Le 1er mai a montré le grand désarroi de la gauche française…

Ce 1er mai et le vote du plan d’économie de Manuel Valls se sont déroulés cette semaine dans une ambiance de sinistrose généralisée pour la gauche. Le mood politique actuel est à la profonde déprime de ce que l’on a coutume d’appeler le « peuple de gauche ». Pourtant François Hollande n’avait pas promis grand-chose. Il n’est pas arrivé au pouvoir avec l’idée de « changer la vie » comme le prétendait François Mitterrand. Les prises de pouvoir démocratiques de la gauche sont devenues banales. Ce ne sont plus des moments de grâce, comme en 36, à la libération ou en 1981. Nous sommes dans le jeu à la fois terne et rassurant de l’alternance. Quand la gauche est à l’Elysée, il ne s’agit plus de faire aboutir un fol espoir.

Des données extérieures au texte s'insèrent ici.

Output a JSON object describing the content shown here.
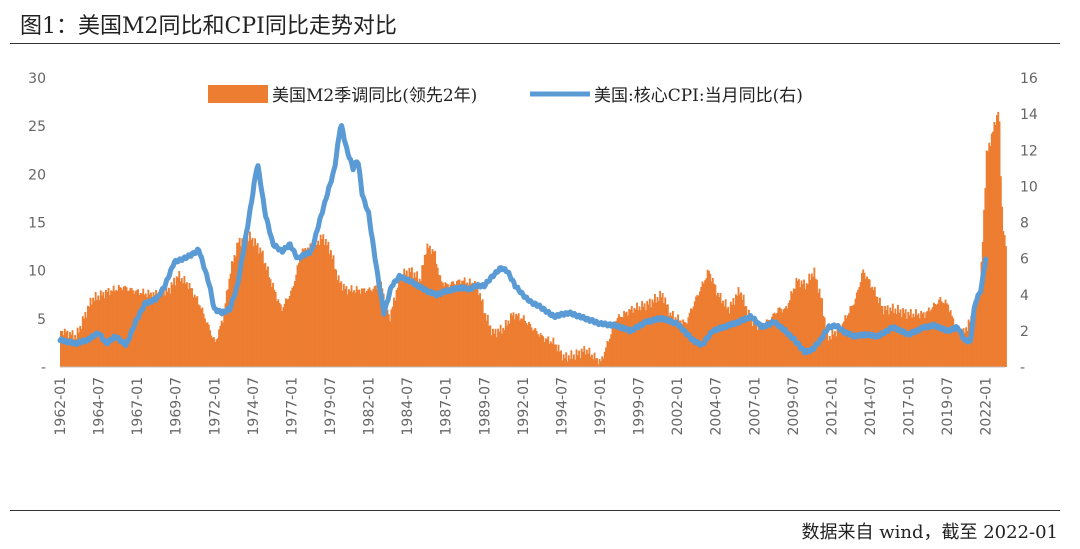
{
  "figure": {
    "title": "图1：美国M2同比和CPI同比走势对比",
    "source": "数据来自 wind，截至 2022-01"
  },
  "colors": {
    "bars": "#ED7D31",
    "line": "#5B9BD5"
  },
  "chart_data": {
    "type": "bar+line",
    "title": "",
    "legend_placement": "top",
    "y_left": {
      "range": [
        0,
        30
      ],
      "ticks": [
        "-",
        "5",
        "10",
        "15",
        "20",
        "25",
        "30"
      ]
    },
    "y_right": {
      "range": [
        0,
        16
      ],
      "ticks": [
        "-",
        "2",
        "4",
        "6",
        "8",
        "10",
        "12",
        "14",
        "16"
      ]
    },
    "x_ticks": [
      "1962-01",
      "1964-07",
      "1967-01",
      "1969-07",
      "1972-01",
      "1974-07",
      "1977-01",
      "1979-07",
      "1982-01",
      "1984-07",
      "1987-01",
      "1989-07",
      "1992-01",
      "1994-07",
      "1997-01",
      "1999-07",
      "2002-01",
      "2004-07",
      "2007-01",
      "2009-07",
      "2012-01",
      "2014-07",
      "2017-01",
      "2019-07",
      "2022-01"
    ],
    "x_range": [
      1962.0,
      2023.25
    ],
    "series": [
      {
        "name": "美国M2季调同比(领先2年)",
        "type": "bar",
        "axis": "left",
        "points": [
          [
            1962.0,
            3.8
          ],
          [
            1963.0,
            3.2
          ],
          [
            1964.0,
            7.0
          ],
          [
            1965.0,
            7.8
          ],
          [
            1966.0,
            8.3
          ],
          [
            1967.0,
            7.8
          ],
          [
            1968.0,
            7.5
          ],
          [
            1969.0,
            8.0
          ],
          [
            1969.6,
            9.5
          ],
          [
            1970.3,
            8.5
          ],
          [
            1971.0,
            6.5
          ],
          [
            1971.5,
            4.5
          ],
          [
            1972.0,
            2.5
          ],
          [
            1972.5,
            5.0
          ],
          [
            1973.0,
            10.0
          ],
          [
            1973.5,
            13.0
          ],
          [
            1974.3,
            13.5
          ],
          [
            1975.0,
            12.0
          ],
          [
            1975.6,
            9.0
          ],
          [
            1976.3,
            6.0
          ],
          [
            1977.0,
            8.0
          ],
          [
            1977.6,
            12.0
          ],
          [
            1978.3,
            12.5
          ],
          [
            1979.0,
            13.5
          ],
          [
            1979.5,
            12.0
          ],
          [
            1980.0,
            9.0
          ],
          [
            1980.5,
            8.0
          ],
          [
            1981.0,
            8.0
          ],
          [
            1982.0,
            8.0
          ],
          [
            1982.8,
            8.5
          ],
          [
            1983.3,
            5.0
          ],
          [
            1984.0,
            9.5
          ],
          [
            1984.7,
            10.0
          ],
          [
            1985.3,
            9.0
          ],
          [
            1985.7,
            12.5
          ],
          [
            1986.2,
            12.0
          ],
          [
            1986.6,
            9.0
          ],
          [
            1987.0,
            8.5
          ],
          [
            1988.0,
            9.0
          ],
          [
            1989.0,
            8.5
          ],
          [
            1989.5,
            5.5
          ],
          [
            1990.0,
            3.5
          ],
          [
            1990.7,
            4.0
          ],
          [
            1991.3,
            5.5
          ],
          [
            1992.0,
            5.0
          ],
          [
            1992.6,
            4.0
          ],
          [
            1993.3,
            3.0
          ],
          [
            1994.0,
            2.5
          ],
          [
            1994.6,
            1.0
          ],
          [
            1995.3,
            1.2
          ],
          [
            1996.0,
            1.8
          ],
          [
            1997.0,
            0.5
          ],
          [
            1998.0,
            5.0
          ],
          [
            1999.0,
            6.0
          ],
          [
            2000.0,
            6.5
          ],
          [
            2001.0,
            7.5
          ],
          [
            2001.5,
            5.5
          ],
          [
            2002.5,
            4.5
          ],
          [
            2003.0,
            6.5
          ],
          [
            2004.0,
            10.0
          ],
          [
            2004.6,
            7.5
          ],
          [
            2005.3,
            6.0
          ],
          [
            2006.0,
            8.0
          ],
          [
            2006.7,
            5.0
          ],
          [
            2007.3,
            4.0
          ],
          [
            2008.0,
            5.0
          ],
          [
            2008.5,
            6.0
          ],
          [
            2009.0,
            6.0
          ],
          [
            2009.7,
            9.0
          ],
          [
            2010.3,
            8.5
          ],
          [
            2010.8,
            10.0
          ],
          [
            2011.3,
            7.0
          ],
          [
            2011.7,
            3.0
          ],
          [
            2012.5,
            4.0
          ],
          [
            2013.5,
            7.0
          ],
          [
            2014.0,
            10.0
          ],
          [
            2014.7,
            8.0
          ],
          [
            2015.3,
            6.0
          ],
          [
            2016.0,
            6.0
          ],
          [
            2017.0,
            5.5
          ],
          [
            2018.0,
            5.5
          ],
          [
            2019.0,
            7.0
          ],
          [
            2019.5,
            6.5
          ],
          [
            2020.0,
            4.0
          ],
          [
            2020.5,
            3.5
          ],
          [
            2021.0,
            5.0
          ],
          [
            2021.6,
            8.0
          ],
          [
            2022.0,
            22.0
          ],
          [
            2022.5,
            25.0
          ],
          [
            2022.8,
            27.0
          ],
          [
            2022.95,
            18.0
          ],
          [
            2023.1,
            14.0
          ],
          [
            2023.25,
            12.5
          ]
        ]
      },
      {
        "name": "美国:核心CPI:当月同比(右)",
        "type": "line",
        "axis": "right",
        "points": [
          [
            1962.0,
            1.5
          ],
          [
            1963.0,
            1.3
          ],
          [
            1963.8,
            1.5
          ],
          [
            1964.5,
            1.9
          ],
          [
            1965.0,
            1.3
          ],
          [
            1965.6,
            1.7
          ],
          [
            1966.3,
            1.2
          ],
          [
            1966.9,
            2.5
          ],
          [
            1967.5,
            3.5
          ],
          [
            1968.3,
            3.8
          ],
          [
            1968.8,
            4.5
          ],
          [
            1969.4,
            5.8
          ],
          [
            1970.0,
            6.0
          ],
          [
            1970.5,
            6.2
          ],
          [
            1971.0,
            6.5
          ],
          [
            1971.7,
            4.5
          ],
          [
            1972.0,
            3.2
          ],
          [
            1972.5,
            3.0
          ],
          [
            1973.0,
            3.2
          ],
          [
            1973.5,
            4.5
          ],
          [
            1974.2,
            8.0
          ],
          [
            1974.8,
            11.3
          ],
          [
            1975.3,
            8.5
          ],
          [
            1975.8,
            6.8
          ],
          [
            1976.4,
            6.4
          ],
          [
            1976.9,
            6.8
          ],
          [
            1977.4,
            6.0
          ],
          [
            1977.8,
            6.2
          ],
          [
            1978.3,
            6.4
          ],
          [
            1978.8,
            8.0
          ],
          [
            1979.3,
            9.5
          ],
          [
            1979.8,
            11.0
          ],
          [
            1980.2,
            13.5
          ],
          [
            1980.6,
            12.0
          ],
          [
            1981.0,
            11.0
          ],
          [
            1981.3,
            11.5
          ],
          [
            1981.6,
            9.5
          ],
          [
            1982.0,
            8.5
          ],
          [
            1982.6,
            5.0
          ],
          [
            1983.0,
            3.0
          ],
          [
            1983.5,
            4.5
          ],
          [
            1984.0,
            5.0
          ],
          [
            1984.6,
            4.8
          ],
          [
            1985.2,
            4.5
          ],
          [
            1985.8,
            4.2
          ],
          [
            1986.4,
            4.0
          ],
          [
            1987.0,
            4.2
          ],
          [
            1987.5,
            4.3
          ],
          [
            1988.0,
            4.4
          ],
          [
            1988.5,
            4.3
          ],
          [
            1989.0,
            4.5
          ],
          [
            1989.5,
            4.5
          ],
          [
            1990.0,
            5.0
          ],
          [
            1990.6,
            5.5
          ],
          [
            1991.0,
            5.3
          ],
          [
            1991.5,
            4.5
          ],
          [
            1992.0,
            4.0
          ],
          [
            1992.5,
            3.6
          ],
          [
            1993.0,
            3.4
          ],
          [
            1994.0,
            2.8
          ],
          [
            1995.0,
            3.0
          ],
          [
            1996.0,
            2.7
          ],
          [
            1997.0,
            2.4
          ],
          [
            1998.0,
            2.3
          ],
          [
            1999.0,
            2.0
          ],
          [
            2000.0,
            2.5
          ],
          [
            2001.0,
            2.7
          ],
          [
            2002.0,
            2.4
          ],
          [
            2003.0,
            1.5
          ],
          [
            2003.6,
            1.2
          ],
          [
            2004.3,
            2.0
          ],
          [
            2005.0,
            2.2
          ],
          [
            2006.0,
            2.5
          ],
          [
            2006.8,
            2.8
          ],
          [
            2007.5,
            2.2
          ],
          [
            2008.3,
            2.5
          ],
          [
            2009.0,
            2.0
          ],
          [
            2009.6,
            1.5
          ],
          [
            2010.3,
            0.8
          ],
          [
            2010.8,
            1.0
          ],
          [
            2011.3,
            1.5
          ],
          [
            2011.8,
            2.2
          ],
          [
            2012.3,
            2.3
          ],
          [
            2012.9,
            1.9
          ],
          [
            2013.5,
            1.7
          ],
          [
            2014.2,
            1.8
          ],
          [
            2015.0,
            1.7
          ],
          [
            2016.0,
            2.2
          ],
          [
            2017.0,
            1.8
          ],
          [
            2018.0,
            2.2
          ],
          [
            2018.7,
            2.3
          ],
          [
            2019.5,
            2.0
          ],
          [
            2020.2,
            2.2
          ],
          [
            2020.6,
            1.5
          ],
          [
            2021.0,
            1.4
          ],
          [
            2021.3,
            3.5
          ],
          [
            2021.7,
            4.3
          ],
          [
            2022.0,
            6.0
          ]
        ]
      }
    ]
  }
}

Il ne s’agit que du jeu normal de la démocratie-clignotant. Dans ce contexte la sage modération de Jean-Marc Ayrault, puis le pragmatisme froid de Manuel Valls, achèvent d’éteindre les derniers feux de l’utopie. « Enfin la fin de la gauche des illusions » dit-on dans le reste de l’Europe. « La fin de la gauche de l’ambition », voilà plutôt ce que ressent le peuple de gauche en France qui, pour autant, ne se semble pas se tourner en masse vers ceux, au Front de Gauche, par exemple, qui proposent d’entretenir ou de ranimer la flamme ! François Hollande pouvait bien dire, pendant sa campagne qu’il voulait « réenchanter le rêve français » ça sonnait comme une promesse technique plus que comme l’espoir de changer de système ! De toute façon, tout le monde a déjà oublié ce slogan ! Hier le pavé était battu par des syndicalistes, des militants, des habitués, pas plus.

Des manifestants qui ne voient pas quelles sont les différences entre la droite et la gauche… ça faisait partie des slogans hier !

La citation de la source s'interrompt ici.